Computer models can be useful in some circumstances, but they are not science.

Computer Problems

Yesterday, while installing a new router, my ethernet connection quit working. This morning, when I plugged the cable back in to troubleshoot, the computer died, and won’t reboot. This is a recent new motherboard. Not even sure how to start troubleshooting.

[Update a few minutes later]

I unplugged the cord from the power supply, plugged it back in, and the machine came back to life. Still no eth0, though.

[Update late morning]

OK, this is making me nuts. I went out to Office Depot, who didn’t stock any PCI-E ethernet cards, but they had a USB wireless dongle for thirteen bucks. I bring it home, plug it into the back of the machine, and the machine dies again. And this time, I don’t seem able to resurrect it.

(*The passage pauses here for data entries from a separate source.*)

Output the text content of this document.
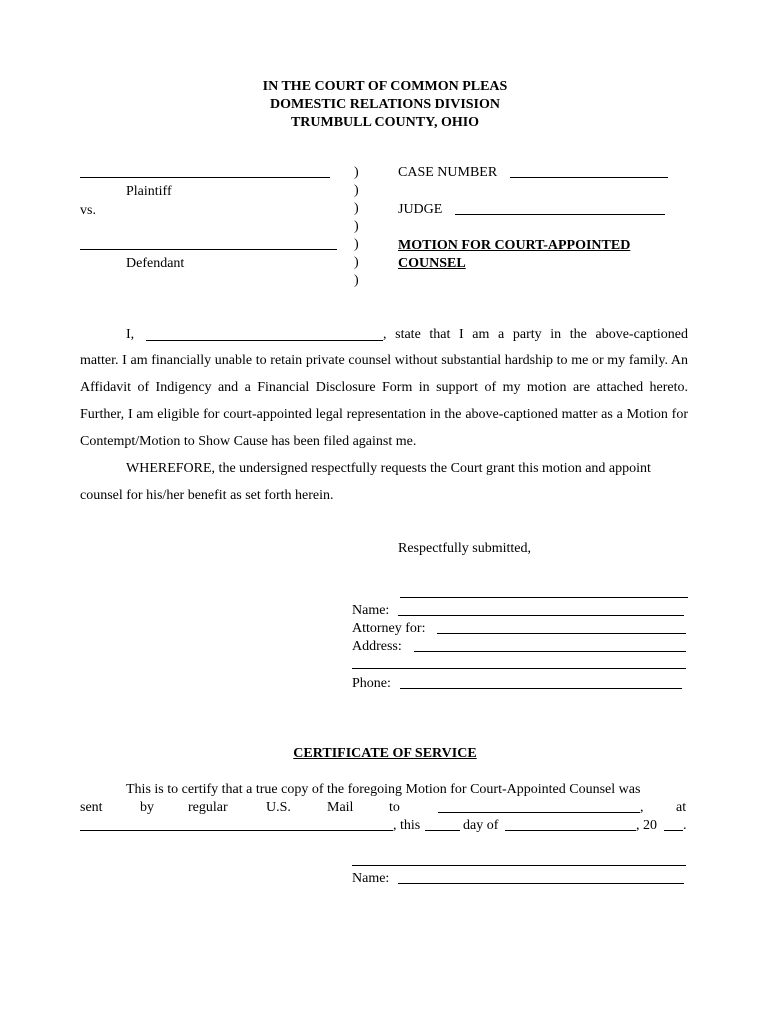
IN THE COURT OF COMMON PLEAS
DOMESTIC RELATIONS DIVISION
TRUMBULL COUNTY, OHIO
Plaintiff
vs.
Defendant
)
)
)
)
)
)
)
CASE NUMBER
JUDGE
MOTION FOR COURT-APPOINTED
COUNSEL
I,	, state that I am a party in the above-captioned
matter. I am financially unable to retain private counsel without substantial hardship to me or my family. An Affidavit of Indigency and a Financial Disclosure Form in support of my motion are attached hereto. Further, I am eligible for court-appointed legal representation in the above-captioned matter as a Motion for Contempt/Motion to Show Cause has been filed against me.
WHEREFORE, the undersigned respectfully requests the Court grant this motion and appoint
counsel for his/her benefit as set forth herein.
Respectfully submitted,
Name:
Attorney for:
Address:
Phone:
CERTIFICATE OF SERVICE
This is to certify that a true copy of the foregoing Motion for Court-Appointed Counsel was
sent	by regular	U.S.	Mail	to	, at
, this	day of	, 20 .
Name:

An exact replacement for the mobo would be $150. But I’m not sure if I want another one.

[Update a while later]

OK, apparently when I was futzing around on the back panel, I was killing the switch on the power supply.

So I’ve plugged in the USB dongle, but the OS isn’t seeing it.

[Afternoon update]

OK, the OS is seeing the dongle, but it won’t connect to my wireless network. It attempts, then drops it.

In better news, I now seem to have a wired connection. The bad news is that I have no DNS. I can only ping by IP, not by domain name.

[Update a while later]

OK, I think I found the problem. Apparently my ExpressVPN account has expired, and it had written its nameserver into /etc/resolv.conf. I changed it to the router IP, and now it’s working (though I’m still getting a question mark on the network connection).